Po ostatniej wizycie w Restauracji Porta 13 obiecaliśmy sobie, że koniecznie trzeba będzie tu powrócić. Najchętniej w lecie, przetestować sympatycznie zapowiadający się ogródek. W sobotę obietnica została dotrzymana. Pojawiliśmy się w Porcie ponownie, całkowicie nastawieni na czepianie się i sprawdzanie, czy aby na pewno się nie popsuło i czy może jednak nie osiedli na laurach.

Tym razem zaczęłam od Chłodniku BIO czyli urozmaiconych kompozycji szefa kuchni na bazie sezonowych warzyw i owoców BIO. Na szczęście chłodnik był z botwiny, a nie z ogórków, bo mogłabym mieć problem. Bardzo dobry, lekki, chłodny, co w upalny wieczór było absolutnie nie do przecenienia. Z dużą ilością startej rzodkiewki. Bardzo dobry delikatny początek.

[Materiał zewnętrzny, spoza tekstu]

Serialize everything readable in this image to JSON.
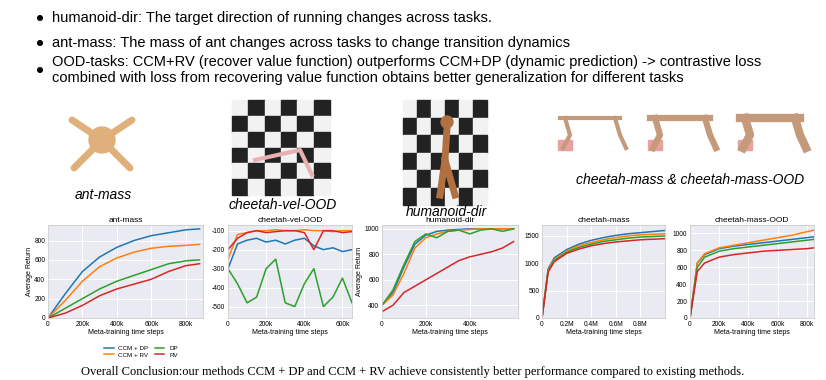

Na drugie wzięłam Krewetki w czosnkowym winie podane z zieloną pietruszką na plastrach grillowanego ziemniaka. Znakomite danie. Pyszne tzw. czosnkowe wino nie mające z winem prawie nic wspólnego, za to z czosnkiem bardzo dużo. Do tego bardzo dobre ziemniaki, choć nie jestem zwolenniczką ziemniaków i zwykle staram się je omijać. Grillowane, z pysznie przypieczonymi skórkami – smakowy szczyt ziemniaków.

Deser – Mus czekoladowy FAIRTRADE z owocami filetowanymi i wino – argentyńskie Viognier – pozostały w stosunku do poprzedniej wizyty bez zmian. Podobnie doskonała obsługa, dobrze dobrana muzyka i ogólne bardzo dobre wrażenie. Po czterech miesiącach Porta 13 w dalszym ciągu w najwyższej formie. Kiedyś jeszcze przyjdę tu na śniadanie biznesowe.